Ban on political deepfakes for non-campaign material: The law prohibits the distribution of “materially deceptive audio or visual media” of the candidate by any person or entity that intends to harm the candidate’s reputation, or to mislead a voter into voting for or against the candidate. The person doing this will be held responsible if they did so while knowing that the material was deceptive, or turning a blind eye to its deceptive nature. 

“Materially deceptive audio or visual media” means an image, audio, or video recording of a candidate’s appearance, speech, or conduct that has been intentionally manipulated to make it look authentic, and alter its understanding. This means the law isn’t limited to deepfakes, and would also cover photoshopped images, for instance.

But there are exceptions: 

  • Media depicting satire or parody
  • Publisher or employee of a newspaper that is involved in the regular publication of such material (excluding those whose primary purpose is the publication of campaign advertising or communication)
  • A radio or television broadcasting station that is paid to broadcast such deceptive media
  • A website, or a regularly published newspaper or magazine of general circulation that clearly states that it does not accurately represent the speech or conduct of the candidate.

What remedies the law provides:   

  • Temporary injunction order by any registered voter against any campaign material in violation of the above-mentioned law.
  • The candidate can seek civil action against the entity that produced, distributed, published, or broadcast the picture or photograph. The court may award compensation of an amount equal to the cost of producing, distributing, publishing, or broadcasting the campaign material that violated this section, in addition to reasonable attorney’s fees and costs.

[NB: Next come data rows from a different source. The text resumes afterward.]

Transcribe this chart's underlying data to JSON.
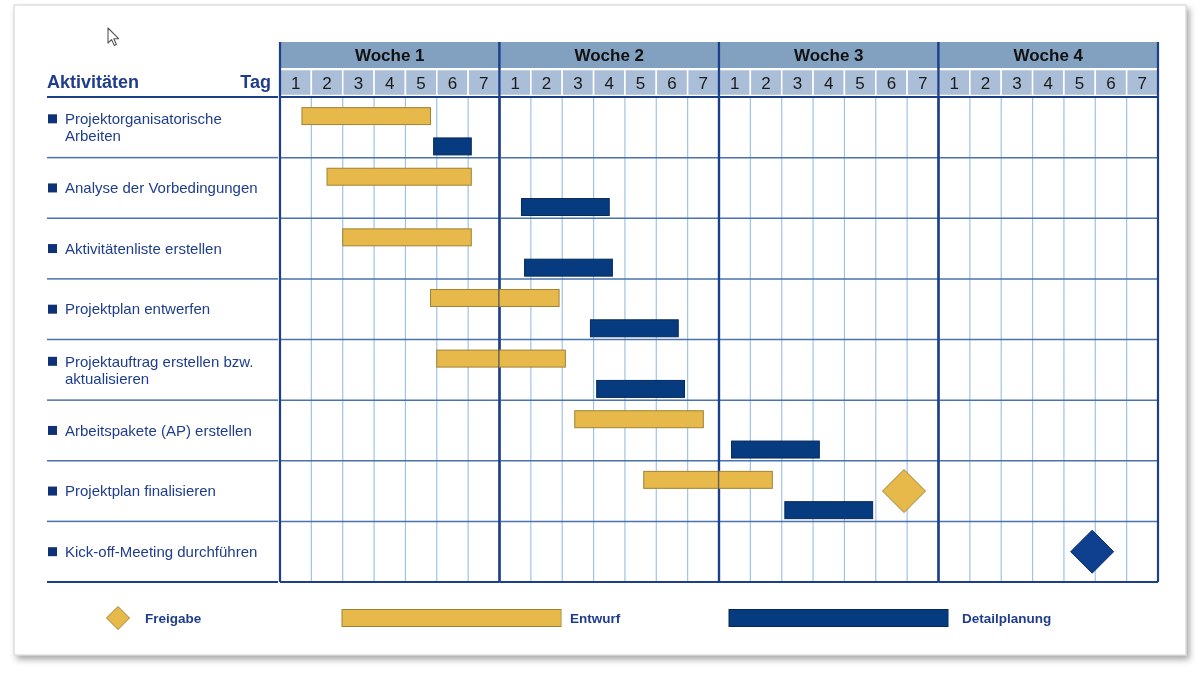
{
  "chart_data": [
    {
      "type": "bar",
      "orientation": "horizontal",
      "title": "Woche 1",
      "ylabel": "Aktivitäten",
      "xlabel": "Tag",
      "categories": [
        "Projektorganisatorische Arbeiten",
        "Analyse der Vorbedingungen",
        "Aktivitätenliste erstellen",
        "Projektplan entwerfen",
        "Projektauftrag erstellen bzw. aktualisieren",
        "Arbeitspakete (AP) erstellen",
        "Projektplan finalisieren",
        "Kick-off-Meeting durchführen"
      ],
      "xlim": [
        0.5,
        7.5
      ],
      "xticks": [
        1,
        2,
        3,
        4,
        5,
        6,
        7
      ],
      "series": [
        {
          "color": "#e6b94a",
          "base": [
            1.2,
            2.0,
            2.5,
            5.3,
            5.5,
            null,
            null,
            null
          ],
          "values": [
            4.1,
            4.6,
            4.1,
            2.2,
            2.0,
            null,
            null,
            null
          ]
        },
        {
          "color": "#073b7f",
          "base": [
            5.4,
            null,
            null,
            null,
            null,
            null,
            null,
            null
          ],
          "values": [
            1.2,
            null,
            null,
            null,
            null,
            null,
            null,
            null
          ]
        }
      ],
      "ref_lines": [
        {
          "axis": "x",
          "value": 1.5,
          "color": "#9fc3e4"
        },
        {
          "axis": "x",
          "value": 2.5,
          "color": "#9fc3e4"
        },
        {
          "axis": "x",
          "value": 3.5,
          "color": "#9fc3e4"
        },
        {
          "axis": "x",
          "value": 4.5,
          "color": "#9fc3e4"
        },
        {
          "axis": "x",
          "value": 5.5,
          "color": "#9fc3e4"
        },
        {
          "axis": "x",
          "value": 6.5,
          "color": "#9fc3e4"
        }
      ],
      "grid": "y"
    },
    {
      "type": "bar",
      "orientation": "horizontal",
      "title": "Woche 2",
      "categories": [
        null,
        null,
        null,
        null,
        null,
        null,
        null,
        null
      ],
      "xlim": [
        0.5,
        7.5
      ],
      "xticks": [
        1,
        2,
        3,
        4,
        5,
        6,
        7
      ],
      "tick_labels": "x",
      "series": [
        {
          "color": "#e6b94a",
          "base": [
            null,
            null,
            null,
            0.5,
            0.5,
            2.9,
            5.1,
            null
          ],
          "values": [
            null,
            null,
            null,
            1.9,
            2.1,
            4.1,
            2.4,
            null
          ]
        },
        {
          "color": "#073b7f",
          "base": [
            null,
            1.2,
            1.3,
            3.4,
            3.6,
            null,
            null,
            null
          ],
          "values": [
            null,
            2.8,
            2.8,
            2.8,
            2.8,
            null,
            null,
            null
          ]
        }
      ],
      "ref_lines": [
        {
          "axis": "x",
          "value": 1.5,
          "color": "#9fc3e4"
        },
        {
          "axis": "x",
          "value": 2.5,
          "color": "#9fc3e4"
        },
        {
          "axis": "x",
          "value": 3.5,
          "color": "#9fc3e4"
        },
        {
          "axis": "x",
          "value": 4.5,
          "color": "#9fc3e4"
        },
        {
          "axis": "x",
          "value": 5.5,
          "color": "#9fc3e4"
        },
        {
          "axis": "x",
          "value": 6.5,
          "color": "#9fc3e4"
        }
      ],
      "grid": "y"
    },
    {
      "type": "bar",
      "orientation": "horizontal",
      "title": "Woche 3",
      "categories": [
        null,
        null,
        null,
        null,
        null,
        null,
        null,
        null
      ],
      "xlim": [
        0.5,
        7.5
      ],
      "xticks": [
        1,
        2,
        3,
        4,
        5,
        6,
        7
      ],
      "tick_labels": "x",
      "series": [
        {
          "name": "Freigabe",
          "type": "scatter",
          "color": "#e6b94a",
          "values": [
            null,
            null,
            null,
            null,
            null,
            null,
            6.4,
            null
          ]
        },
        {
          "name": "Entwurf",
          "color": "#e6b94a",
          "base": [
            null,
            null,
            null,
            null,
            null,
            null,
            0.5,
            null
          ],
          "values": [
            null,
            null,
            null,
            null,
            null,
            null,
            1.7,
            null
          ]
        },
        {
          "name": "Detailplanung",
          "color": "#073b7f",
          "base": [
            null,
            null,
            null,
            null,
            null,
            0.9,
            2.6,
            null
          ],
          "values": [
            null,
            null,
            null,
            null,
            null,
            2.8,
            2.8,
            null
          ]
        }
      ],
      "ref_lines": [
        {
          "axis": "x",
          "value": 1.5,
          "color": "#9fc3e4"
        },
        {
          "axis": "x",
          "value": 2.5,
          "color": "#9fc3e4"
        },
        {
          "axis": "x",
          "value": 3.5,
          "color": "#9fc3e4"
        },
        {
          "axis": "x",
          "value": 4.5,
          "color": "#9fc3e4"
        },
        {
          "axis": "x",
          "value": 5.5,
          "color": "#9fc3e4"
        },
        {
          "axis": "x",
          "value": 6.5,
          "color": "#9fc3e4"
        }
      ],
      "marker": "diamond",
      "grid": "y",
      "legend": "bottom"
    },
    {
      "type": "bar",
      "orientation": "horizontal",
      "title": "Woche 4",
      "categories": [
        null,
        null,
        null,
        null,
        null,
        null,
        null,
        null
      ],
      "xlim": [
        0.5,
        7.5
      ],
      "xticks": [
        1,
        2,
        3,
        4,
        5,
        6,
        7
      ],
      "tick_labels": "x",
      "series": [
        {
          "type": "scatter",
          "color": "#0f3f8f",
          "values": [
            null,
            null,
            null,
            null,
            null,
            null,
            null,
            5.4
          ]
        }
      ],
      "ref_lines": [
        {
          "axis": "x",
          "value": 1.5,
          "color": "#9fc3e4"
        },
        {
          "axis": "x",
          "value": 2.5,
          "color": "#9fc3e4"
        },
        {
          "axis": "x",
          "value": 3.5,
          "color": "#9fc3e4"
        },
        {
          "axis": "x",
          "value": 4.5,
          "color": "#9fc3e4"
        },
        {
          "axis": "x",
          "value": 5.5,
          "color": "#9fc3e4"
        },
        {
          "axis": "x",
          "value": 6.5,
          "color": "#9fc3e4"
        }
      ],
      "marker": "diamond",
      "grid": "y"
    }
  ]
}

This isn’t easy to implement: The ban may lead to the chilling of free speech, according to The Guardian, because political speech is highly protected in the US, especially in the online sphere. Moreover, because of the size of the internet, it would be difficult to monitor online speech. 

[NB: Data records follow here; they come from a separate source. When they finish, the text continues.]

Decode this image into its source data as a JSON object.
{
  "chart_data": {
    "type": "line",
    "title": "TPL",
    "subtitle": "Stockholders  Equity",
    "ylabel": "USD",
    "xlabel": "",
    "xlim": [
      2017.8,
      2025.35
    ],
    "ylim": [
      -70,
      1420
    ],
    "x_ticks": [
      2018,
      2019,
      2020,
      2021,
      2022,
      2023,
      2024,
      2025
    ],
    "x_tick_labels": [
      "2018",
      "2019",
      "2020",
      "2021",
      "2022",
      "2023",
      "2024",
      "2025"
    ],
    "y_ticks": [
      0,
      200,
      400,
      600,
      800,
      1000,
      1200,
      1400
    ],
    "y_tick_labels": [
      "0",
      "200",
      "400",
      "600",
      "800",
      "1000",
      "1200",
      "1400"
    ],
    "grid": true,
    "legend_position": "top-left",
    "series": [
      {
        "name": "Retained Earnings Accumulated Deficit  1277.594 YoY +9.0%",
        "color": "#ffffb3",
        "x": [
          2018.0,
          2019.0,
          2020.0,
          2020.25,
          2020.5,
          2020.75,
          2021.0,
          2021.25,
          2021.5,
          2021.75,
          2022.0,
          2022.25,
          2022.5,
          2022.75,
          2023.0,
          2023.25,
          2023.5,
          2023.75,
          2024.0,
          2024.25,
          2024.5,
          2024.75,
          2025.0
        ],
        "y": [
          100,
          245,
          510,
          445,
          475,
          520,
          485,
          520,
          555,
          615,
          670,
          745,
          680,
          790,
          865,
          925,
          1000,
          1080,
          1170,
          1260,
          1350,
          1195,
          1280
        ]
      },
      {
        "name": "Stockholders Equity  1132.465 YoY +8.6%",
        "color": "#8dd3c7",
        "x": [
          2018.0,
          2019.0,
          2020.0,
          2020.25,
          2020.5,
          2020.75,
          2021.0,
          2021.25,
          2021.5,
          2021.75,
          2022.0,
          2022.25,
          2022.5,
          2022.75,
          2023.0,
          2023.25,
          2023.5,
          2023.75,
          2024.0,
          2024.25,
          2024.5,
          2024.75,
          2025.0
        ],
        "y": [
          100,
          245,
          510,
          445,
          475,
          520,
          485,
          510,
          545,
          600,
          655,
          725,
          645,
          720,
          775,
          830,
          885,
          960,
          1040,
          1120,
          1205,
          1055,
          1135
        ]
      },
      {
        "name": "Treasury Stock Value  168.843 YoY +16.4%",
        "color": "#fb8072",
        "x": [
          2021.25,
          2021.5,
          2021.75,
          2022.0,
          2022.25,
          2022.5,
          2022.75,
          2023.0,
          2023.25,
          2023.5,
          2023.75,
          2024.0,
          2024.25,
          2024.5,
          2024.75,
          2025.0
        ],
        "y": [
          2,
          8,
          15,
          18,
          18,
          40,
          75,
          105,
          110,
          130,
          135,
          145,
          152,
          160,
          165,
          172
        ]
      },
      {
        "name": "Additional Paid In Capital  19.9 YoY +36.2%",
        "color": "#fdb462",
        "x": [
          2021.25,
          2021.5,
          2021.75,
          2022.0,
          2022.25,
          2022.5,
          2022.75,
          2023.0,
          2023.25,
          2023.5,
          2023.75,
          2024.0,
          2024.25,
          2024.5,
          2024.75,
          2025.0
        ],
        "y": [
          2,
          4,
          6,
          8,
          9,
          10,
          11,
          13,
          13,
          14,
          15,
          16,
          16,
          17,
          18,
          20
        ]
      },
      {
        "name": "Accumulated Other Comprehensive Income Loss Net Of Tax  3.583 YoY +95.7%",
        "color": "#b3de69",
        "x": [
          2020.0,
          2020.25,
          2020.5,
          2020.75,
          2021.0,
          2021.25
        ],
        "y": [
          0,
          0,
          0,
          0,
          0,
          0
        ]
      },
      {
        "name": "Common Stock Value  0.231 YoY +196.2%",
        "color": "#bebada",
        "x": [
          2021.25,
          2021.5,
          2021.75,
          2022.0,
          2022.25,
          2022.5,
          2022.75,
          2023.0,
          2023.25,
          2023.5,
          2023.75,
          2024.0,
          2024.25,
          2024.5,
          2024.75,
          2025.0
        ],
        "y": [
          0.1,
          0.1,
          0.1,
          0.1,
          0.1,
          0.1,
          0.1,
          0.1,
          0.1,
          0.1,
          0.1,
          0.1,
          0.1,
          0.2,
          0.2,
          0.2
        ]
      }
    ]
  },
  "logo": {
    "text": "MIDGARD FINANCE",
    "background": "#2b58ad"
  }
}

Ban on pornographic deepfakes

What’s banned: This law bans the non-consensual creation and sharing of sexually explicit material in which the depicted person is shown to act in a way that the person did not actually perform, or shown to be performing in an altered depiction. 96% of all deepfakes online are non-consensual pornographic deepfakes, of which 99% depict women, according to a report by cyber-security company Deeptrace. It covers any audio-visual work showing a realistic depiction of:

  • The nude body parts of another human being as the nude body parts of the depicted individual.
  • Computer-generated nude body parts as the nude body parts of the depicted individual.
  • The depicted individual engaging in sexual conduct in which the depicted individual did not engage

Consent for such work should be in the form of a written agreement signed by the person in question. Such consent can be withdrawn within 3 business days (from the date of giving the consent) if the depicted person was not given at least 72 hours to review the terms and conditions of the agreement before signing it.

Some exceptions to this are: A person will not be held liable if:

  • he/she discloses the banned sexually explicit material in the course of reporting unlawful activity, or during legal proceedings.
  • The material is any of the following:
    • A matter of legitimate public concern
    • A work of political or newsworthy value or similar work (however, material is not of newsworthy value solely because the depicted person is a public figure)
    • Commentary, criticism, or disclosure that is otherwise protected by the California Constitution or the US Constitution

But a mere disclaimer of authenticity or unauthorized work does not exempt a person under this law.

What remedies the law provides: The law allows a wide range of remedies to persons depicted in pornographic deepfakes such as: 

  • injunction, 
  • punitive compensation, 
  • reasonable attorney fees 
  • and even the profit made from the creation or distribution of the sexually explicit material.

The law also provides for minimum statutory compensation of $1,500 to a maximum of $30,000. If the act was done with knowledge or by turning a blind eye to its consequences, then the maximum compensation will be $150,000.